Biz İmam-Hatib’e giderken, aslında kolayı değil, zoru seçtik. İş güç sahibi olmak, memur olmak için değil, haksızlığa, her türlü zorluğa karşı direnmeyi seçtik. Çileyi, mücadeleyi, mücahedeyi seçtik. Uykuyu değil, uykusuzluğu, istirahati değil yorulmayı seçtik.
Sakarya şiiri İmam Hatip misyonunu anlatır, “Lale Devri”ni ya da “Papatyalar”ı değil. “Öz yurdunda garip, öz vatanında parya” muamelesi görenlerin hikâyesini anlatır.
“İnsandır sanıyordum mukaddes yüke hamal. / Hamallık ki, sonunda, ne rütbe var, ne de mal, / Yalnız acı bir lokma, zehirle pişmiş aştan; / Ve ayrılık, anneden, vatandan, arkadaştan.”
7 yıllık okulu, 7 okul değiştirerek, 9 yılda bitirebildim, hep 4,5’dan 5 alarak, 10 üzerinden. Çünkü dersten çok başka kitaplar okuyorduk. Büyük hayallerimiz vardı, gerçekleştirmemiz gereken. Biliyorduk ki, hayal gerçeğin anasıdır. Davamız belli idi: “Bir hayata çattık ki, hayata kurmuş pusu. / Geldi ölümlü yalan, gitti ölümsüz gerçek;” Ve geri gelmeliydi ölümsüz gerçek. Allah’ın rızasının tecellisinin vesilesi olmalıydık. “Akrebin kıskacında yoğurmuştu bizi kader”
Ve biz Allah’a ve ahiret gününe iman etmiştik. “Bu dâva hor, bu dâva öksüz, bu dâva büyük!..” diye çıkmıştık yola, davası görülmeyen davalar vardı görülmesi gereken. Hem de bir ömür boyu süren, bitmeyen davalar..

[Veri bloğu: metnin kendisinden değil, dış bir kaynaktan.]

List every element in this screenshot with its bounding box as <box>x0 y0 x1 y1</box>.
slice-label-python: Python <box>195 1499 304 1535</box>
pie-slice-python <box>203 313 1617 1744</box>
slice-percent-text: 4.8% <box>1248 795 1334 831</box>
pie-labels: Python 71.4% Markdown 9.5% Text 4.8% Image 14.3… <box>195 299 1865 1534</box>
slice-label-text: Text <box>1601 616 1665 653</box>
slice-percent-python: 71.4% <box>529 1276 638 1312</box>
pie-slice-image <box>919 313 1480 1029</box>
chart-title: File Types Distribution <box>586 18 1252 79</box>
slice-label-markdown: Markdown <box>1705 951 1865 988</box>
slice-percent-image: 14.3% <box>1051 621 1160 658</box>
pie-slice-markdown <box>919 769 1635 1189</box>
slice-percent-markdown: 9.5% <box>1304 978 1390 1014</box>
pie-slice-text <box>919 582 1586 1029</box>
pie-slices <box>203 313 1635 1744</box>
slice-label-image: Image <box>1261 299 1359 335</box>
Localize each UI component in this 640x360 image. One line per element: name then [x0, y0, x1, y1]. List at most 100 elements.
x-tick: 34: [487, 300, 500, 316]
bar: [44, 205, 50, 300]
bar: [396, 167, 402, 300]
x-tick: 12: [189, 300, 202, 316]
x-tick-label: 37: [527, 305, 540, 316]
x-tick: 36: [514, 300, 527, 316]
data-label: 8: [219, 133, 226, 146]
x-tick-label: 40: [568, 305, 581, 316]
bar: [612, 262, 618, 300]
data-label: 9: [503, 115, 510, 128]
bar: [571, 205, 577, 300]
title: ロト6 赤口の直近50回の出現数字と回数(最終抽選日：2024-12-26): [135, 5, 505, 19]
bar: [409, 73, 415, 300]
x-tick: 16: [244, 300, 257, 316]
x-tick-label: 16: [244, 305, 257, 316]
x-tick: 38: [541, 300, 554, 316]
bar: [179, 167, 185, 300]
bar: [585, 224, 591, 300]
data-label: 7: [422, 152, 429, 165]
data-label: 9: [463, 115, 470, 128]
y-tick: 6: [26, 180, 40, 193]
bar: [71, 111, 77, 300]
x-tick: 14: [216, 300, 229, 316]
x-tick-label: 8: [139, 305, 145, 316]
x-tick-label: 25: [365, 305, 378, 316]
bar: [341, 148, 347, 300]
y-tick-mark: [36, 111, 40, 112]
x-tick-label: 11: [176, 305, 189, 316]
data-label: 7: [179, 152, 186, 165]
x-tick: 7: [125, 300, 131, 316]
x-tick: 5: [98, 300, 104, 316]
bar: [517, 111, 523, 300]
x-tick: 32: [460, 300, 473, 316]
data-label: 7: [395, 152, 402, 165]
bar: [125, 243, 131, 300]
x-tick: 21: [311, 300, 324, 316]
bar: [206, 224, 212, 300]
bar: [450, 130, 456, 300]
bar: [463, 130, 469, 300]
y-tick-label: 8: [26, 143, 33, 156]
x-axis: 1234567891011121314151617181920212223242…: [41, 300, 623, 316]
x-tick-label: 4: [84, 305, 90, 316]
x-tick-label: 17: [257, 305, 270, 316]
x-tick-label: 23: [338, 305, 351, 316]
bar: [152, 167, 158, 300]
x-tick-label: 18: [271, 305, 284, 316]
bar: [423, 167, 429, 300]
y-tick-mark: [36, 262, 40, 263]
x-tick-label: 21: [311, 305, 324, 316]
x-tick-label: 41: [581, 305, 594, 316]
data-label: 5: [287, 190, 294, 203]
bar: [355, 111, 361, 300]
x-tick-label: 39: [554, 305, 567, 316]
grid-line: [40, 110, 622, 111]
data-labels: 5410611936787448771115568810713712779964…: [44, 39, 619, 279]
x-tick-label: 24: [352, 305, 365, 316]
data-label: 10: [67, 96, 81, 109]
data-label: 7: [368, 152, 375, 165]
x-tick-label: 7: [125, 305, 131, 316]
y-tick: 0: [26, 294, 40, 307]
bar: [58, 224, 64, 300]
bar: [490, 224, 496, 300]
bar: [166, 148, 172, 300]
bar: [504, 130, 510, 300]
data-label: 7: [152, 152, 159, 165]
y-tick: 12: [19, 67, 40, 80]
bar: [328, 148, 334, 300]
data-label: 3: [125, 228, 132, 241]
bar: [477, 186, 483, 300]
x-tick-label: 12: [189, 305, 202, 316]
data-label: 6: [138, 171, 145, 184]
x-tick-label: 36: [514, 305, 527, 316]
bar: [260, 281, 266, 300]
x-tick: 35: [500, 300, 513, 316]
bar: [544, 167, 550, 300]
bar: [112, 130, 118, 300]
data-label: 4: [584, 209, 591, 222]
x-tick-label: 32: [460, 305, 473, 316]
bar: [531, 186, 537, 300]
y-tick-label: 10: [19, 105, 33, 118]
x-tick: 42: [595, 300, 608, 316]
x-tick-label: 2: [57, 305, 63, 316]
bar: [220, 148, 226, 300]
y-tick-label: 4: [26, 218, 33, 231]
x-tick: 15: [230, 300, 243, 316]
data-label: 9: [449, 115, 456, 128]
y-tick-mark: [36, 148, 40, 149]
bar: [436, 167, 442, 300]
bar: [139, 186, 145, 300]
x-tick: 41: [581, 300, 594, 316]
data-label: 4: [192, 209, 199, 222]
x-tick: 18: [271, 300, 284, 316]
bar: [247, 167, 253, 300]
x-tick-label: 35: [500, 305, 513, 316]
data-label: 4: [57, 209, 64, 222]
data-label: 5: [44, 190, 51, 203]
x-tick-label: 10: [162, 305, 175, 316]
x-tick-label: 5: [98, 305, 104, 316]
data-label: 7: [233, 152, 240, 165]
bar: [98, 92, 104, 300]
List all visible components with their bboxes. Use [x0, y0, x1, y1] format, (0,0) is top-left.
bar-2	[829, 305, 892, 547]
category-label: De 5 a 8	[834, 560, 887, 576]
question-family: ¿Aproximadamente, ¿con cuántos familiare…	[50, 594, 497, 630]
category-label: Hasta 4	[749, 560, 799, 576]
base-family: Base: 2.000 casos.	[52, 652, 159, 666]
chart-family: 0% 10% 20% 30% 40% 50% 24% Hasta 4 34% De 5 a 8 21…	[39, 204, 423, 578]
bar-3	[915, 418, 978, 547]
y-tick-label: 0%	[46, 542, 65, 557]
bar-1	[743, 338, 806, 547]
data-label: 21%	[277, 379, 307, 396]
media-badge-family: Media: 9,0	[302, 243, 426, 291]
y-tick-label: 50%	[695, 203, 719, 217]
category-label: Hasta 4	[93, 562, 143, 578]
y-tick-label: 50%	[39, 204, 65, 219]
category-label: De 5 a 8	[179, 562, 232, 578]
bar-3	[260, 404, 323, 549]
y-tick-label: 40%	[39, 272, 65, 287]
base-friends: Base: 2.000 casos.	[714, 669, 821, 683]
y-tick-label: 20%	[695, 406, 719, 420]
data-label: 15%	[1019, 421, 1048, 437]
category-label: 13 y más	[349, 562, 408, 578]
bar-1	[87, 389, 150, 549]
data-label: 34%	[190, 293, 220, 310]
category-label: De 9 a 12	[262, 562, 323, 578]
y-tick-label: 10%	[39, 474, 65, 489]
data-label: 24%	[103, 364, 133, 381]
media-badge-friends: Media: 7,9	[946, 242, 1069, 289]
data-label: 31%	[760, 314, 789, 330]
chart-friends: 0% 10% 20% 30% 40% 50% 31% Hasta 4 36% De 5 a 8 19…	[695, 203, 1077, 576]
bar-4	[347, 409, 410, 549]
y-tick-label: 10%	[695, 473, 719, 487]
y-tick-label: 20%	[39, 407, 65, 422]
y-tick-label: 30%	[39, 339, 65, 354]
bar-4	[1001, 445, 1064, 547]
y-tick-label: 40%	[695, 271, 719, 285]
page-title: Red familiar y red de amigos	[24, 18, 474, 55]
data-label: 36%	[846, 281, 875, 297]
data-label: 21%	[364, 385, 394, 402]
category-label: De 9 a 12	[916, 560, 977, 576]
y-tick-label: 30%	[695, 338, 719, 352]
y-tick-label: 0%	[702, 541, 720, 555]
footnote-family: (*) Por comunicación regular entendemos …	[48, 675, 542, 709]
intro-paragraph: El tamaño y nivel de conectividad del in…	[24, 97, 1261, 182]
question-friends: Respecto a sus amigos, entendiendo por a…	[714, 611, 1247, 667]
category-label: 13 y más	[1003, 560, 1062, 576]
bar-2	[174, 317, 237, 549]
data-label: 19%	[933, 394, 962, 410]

Biz kanaryaların, ebabil kuşlarının görevi “Fil ordusunu yenmek”, Bir Hüdhüd mesajı ile “binbir başlı kartalı yakalamak”tı ensesinden. İman etmiştik, Allah’ın kolaylaştırdığında daha kolay ve zorlaştırdığından daha zor bir iş yoktur. Ve Allah, bizim ellerimizle zalimleri cezalandırmak ve mazlumlara yardım etmek istemektedir.
Hocam, senin bitti dünya sürgünün. Oradaki dostların buradakilerden daha fazla. Allah’ın daveti gerçekleşti. Biz beklemedeyiz.
“Ölüm Asude bir Bahar ülkesidir bir rind’e!” Halimizi arzed ahir zaman peygamberi Resul-ü Kibriya’ya. Allah, sana ve bizlere, hayatta kalan aile, akraba ve dostlarına rahmet eylesin. İnna lillah ve inna ileyhi raciun.
Selam ve dua ile.
Onun adına, “İstanbul / Pendik’te Hulusi Özkul İmam Hatip Ortaokulu” olduğunu da hatırlatalım.